Everywhere you turn these days there is a new movie or video game or book… I was prompted to write this blog on this topic after watching a video from 2011 San Diego Comic Con where they assembled a panel of novelists (including Max Brooks) to discuss what we’ve come to know and love as “Zombies.”
At one point during the discussion, they were asked the question, “Why are zombies so popular, anyway?” Some of the panelists’ explanations didn’t quite elucidate the cause. It seems that even the most prolific contributors to the genre are uncertain why they haven’t already faded into obscurity.
Granted, there could be multiple reasons why zombies have permeated popular culture. They’re affordable for movies made with shoe-string budgets. They provide the perfect framework for post-apocalyptic fantasies. But the most compelling explanation for the popularity of zombies is a psychological one.
“Zombies” are a malleable allegory for not just one, but several real-world anxieties. Sometimes the interpretation may be deliberate on the part of an author or filmmaker. Other times the audience may unconsciously infer their own projected meanings on the genre.
And if we take a look at all the basic things we have to worry about as organisms living in the world, we will find that zombies aren’t just an amalgamation of one or two unconscious fears. They darn near represent all of them.
Using Karl Albrecht Ph.D.’s Fear Hierarchy as a template, we can see that the genre covers all the basics:
- Extinction: This could be simplified as a fear of death, and also expanded to cover the notion of humans no longer occupying a dominant position in the world.
- Mutilation: None of us want our bodily boundaries invaded. And that’s what zombies desire to do most: to consume the bodies of the living. Not only are we afraid of losing our own body parts, zombies themselves often represent something that has been disfigured.

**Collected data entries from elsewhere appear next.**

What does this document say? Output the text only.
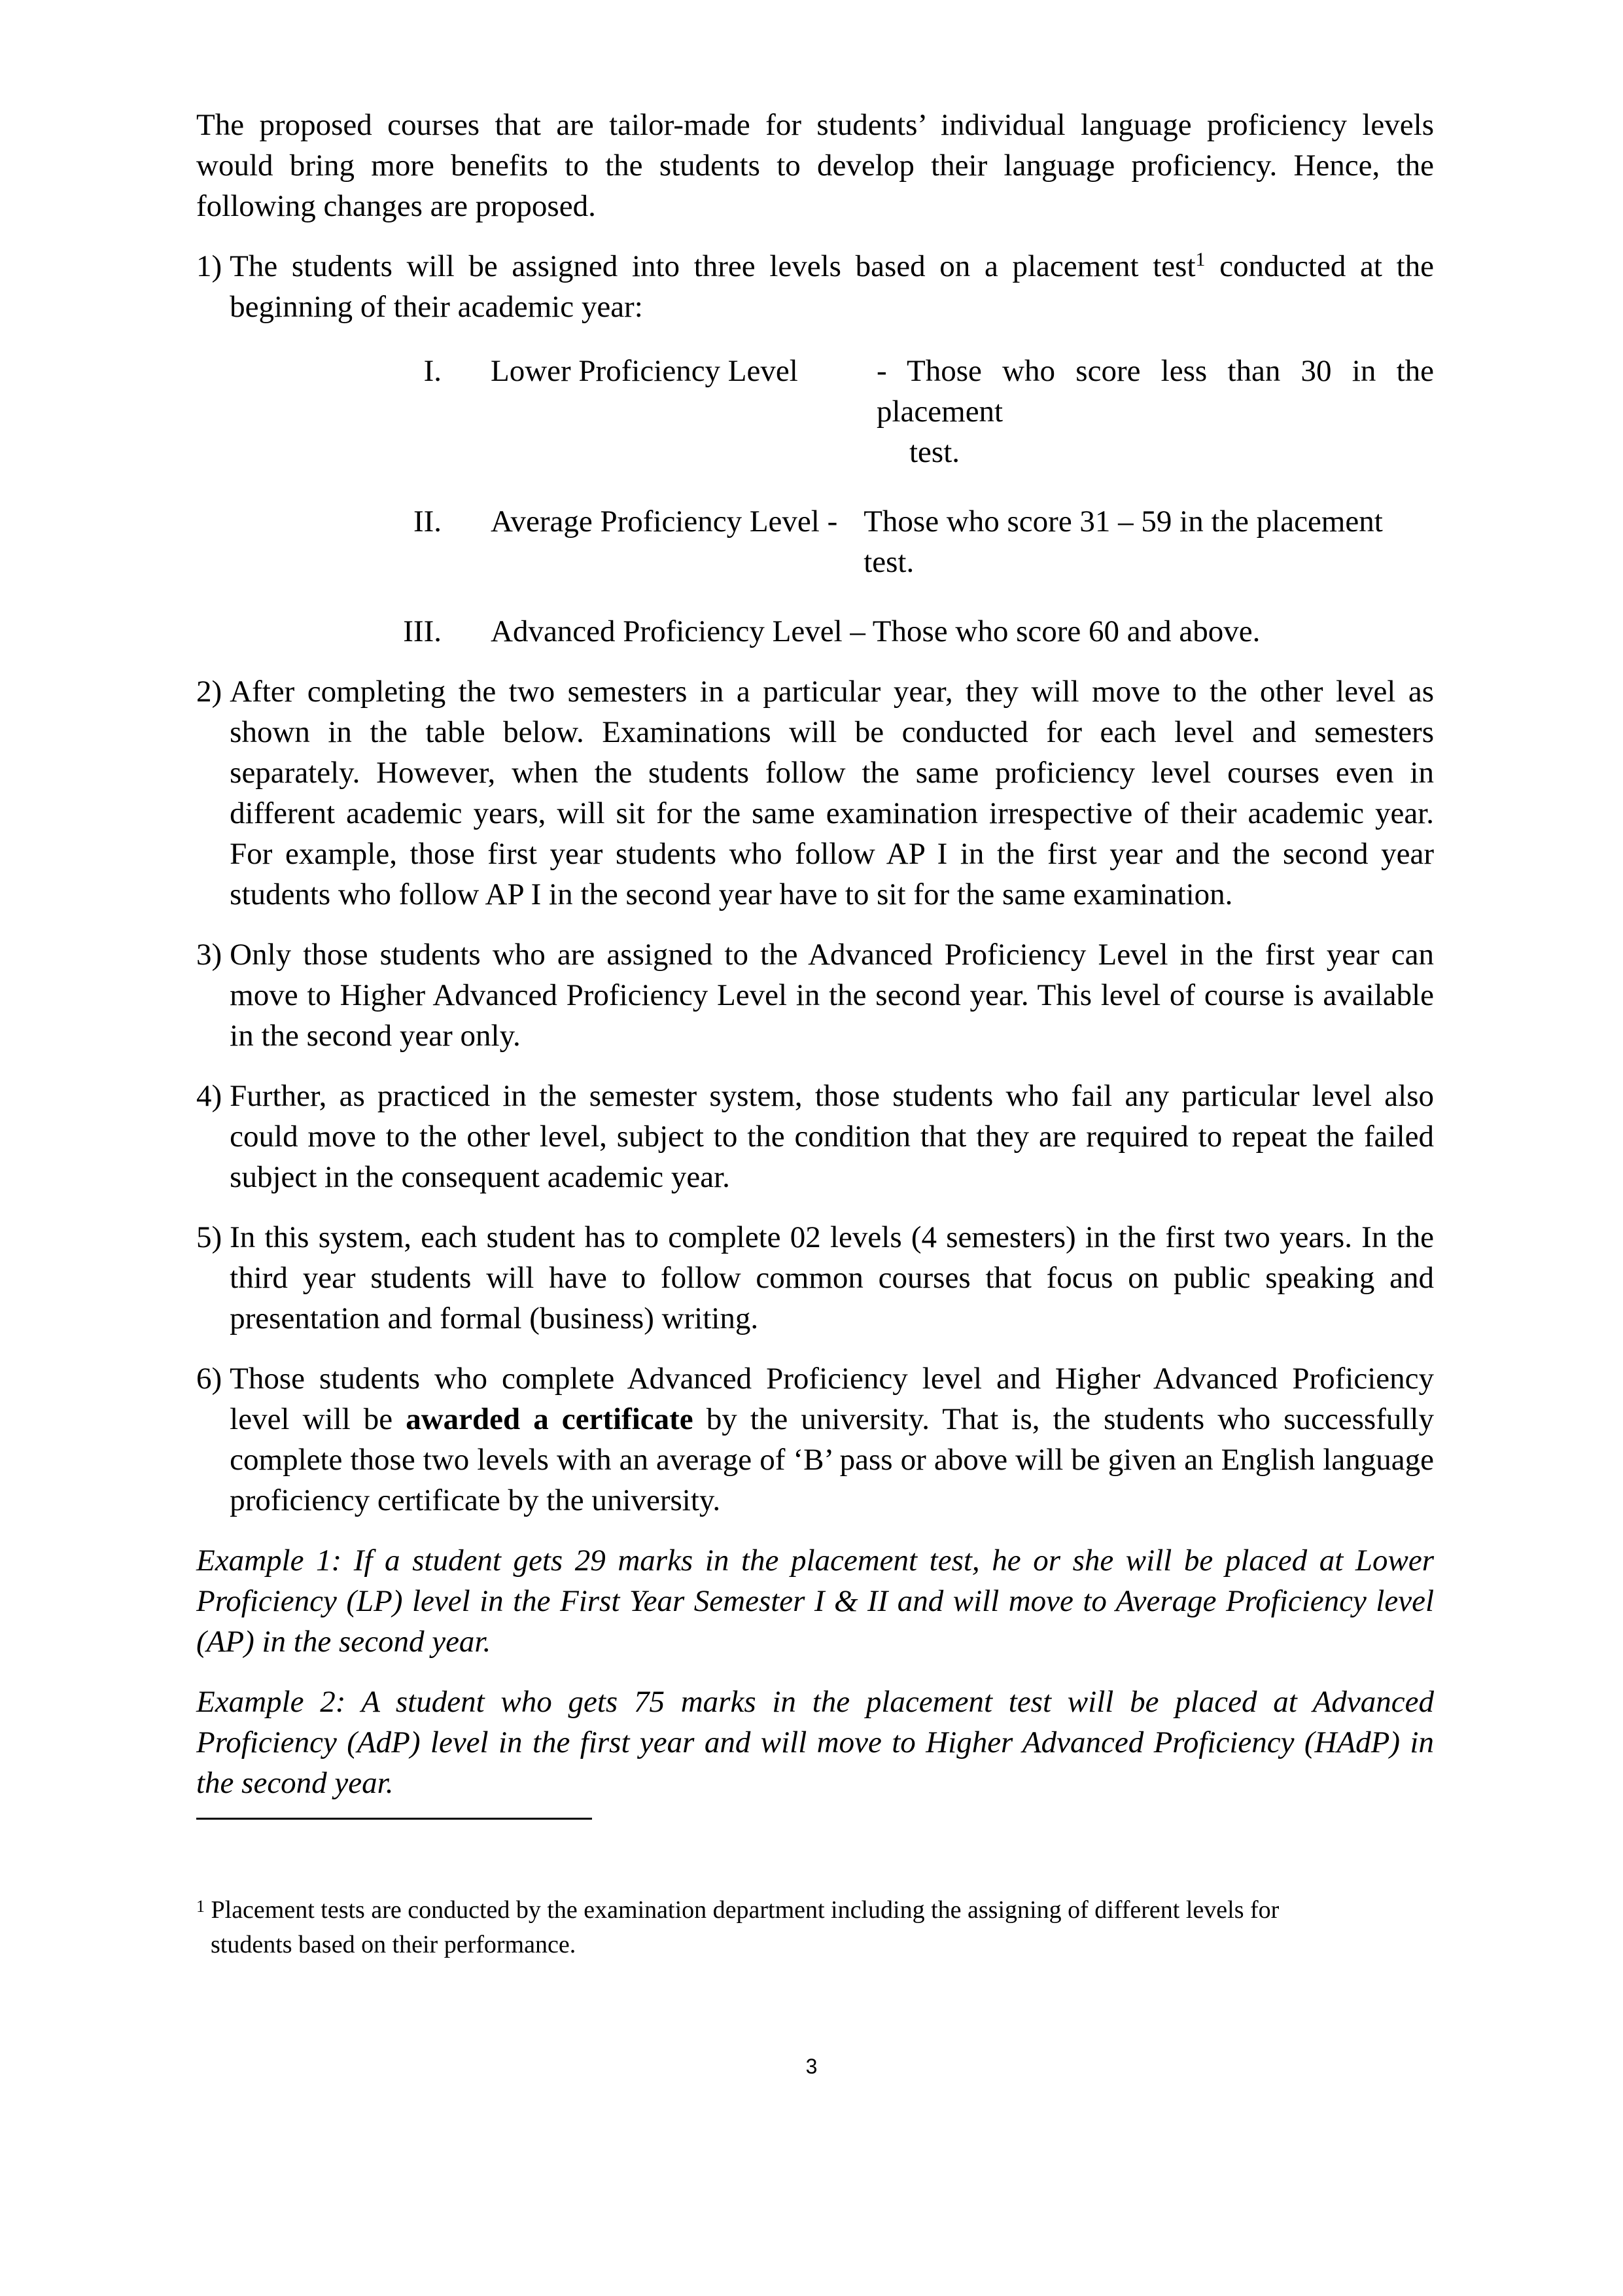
The proposed courses that are tailor-made for students’ individual language proficiency levels would bring more benefits to the students to develop their language proficiency. Hence, the following changes are proposed.

1) The students will be assigned into three levels based on a placement test$^1$ conducted at the beginning of their academic year:
I.	Lower Proficiency Level	- Those who score less than 30 in the placement
test.
II.	Average Proficiency Level - Those who score 31 – 59 in the placement test.
III.	Advanced Proficiency Level – Those who score 60 and above.
2) After completing the two semesters in a particular year, they will move to the other level as shown in the table below. Examinations will be conducted for each level and semesters separately. However, when the students follow the same proficiency level courses even in different academic years, will sit for the same examination irrespective of their academic year. For example, those first year students who follow AP I in the first year and the second year students who follow AP I in the second year have to sit for the same examination.
3) Only those students who are assigned to the Advanced Proficiency Level in the first year can move to Higher Advanced Proficiency Level in the second year. This level of course is available in the second year only.
4) Further, as practiced in the semester system, those students who fail any particular level also could move to the other level, subject to the condition that they are required to repeat the failed subject in the consequent academic year.
5) In this system, each student has to complete 02 levels (4 semesters) in the first two years. In the third year students will have to follow common courses that focus on public speaking and presentation and formal (business) writing.
6) Those students who complete Advanced Proficiency level and Higher Advanced Proficiency level will be awarded a certificate by the university. That is, the students who successfully complete those two levels with an average of ‘B’ pass or above will be given an English language proficiency certificate by the university.

Example 1: If a student gets 29 marks in the placement test, he or she will be placed at Lower Proficiency (LP) level in the First Year Semester I & II and will move to Average Proficiency level (AP) in the second year.

Example 2: A student who gets 75 marks in the placement test will be placed at Advanced Proficiency (AdP) level in the first year and will move to Higher Advanced Proficiency (HAdP) in the second year.

$^1$ Placement tests are conducted by the examination department including the assigning of different levels for
students based on their performance.
3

- Loss of Autonomy: The idea of being controlled, overwhelmed, surrounded, or smothered is something recurring in horror fiction. Indeed, the idea of falling into the clutches of a horde of biting and clawing zombies strikes a pretty primal nerve.
- Separation: Abandonment, rejection, or fear of becoming a non-person. That pretty much speaks for itself. Zombies can either symbolize social outcasts, or a derogatory cultural norm that desires nothing more than to infect you with its biases.
- Ego-death: This is something more personal, and it’s similar to separation, except it has to do with fear of disapproval, a lack of a constructed sense of lovability or capability. It’s clear that becoming an undead ghoul would cause someone to become something of a pariah.
So the Zombie Mythos is clay that can be sculpted convey almost every social issue, from class disparity to religion. From vaccine denial to celebrity cultists. And while these are more complicated social constructs, zombies also remind us of the simple fact that someday we’re all going to die and turn into rotten things also.
This is why the genre hasn’t disappeared yet. While filmmakers, writers, and video game developers try to cash in on the zombie craze, in some cases creating some really awful products, the reason people continue to buy it may elude them. The key interest in zombies has to do with self-discovery. Zombie stories tell us something real about who and what we are, and you don’t have to be a genius to enjoy them.
We actually might be on the verge of Zombie Golden Age, as the genre matures. Some movies and television shows are getting better. Some video games and books are getting better.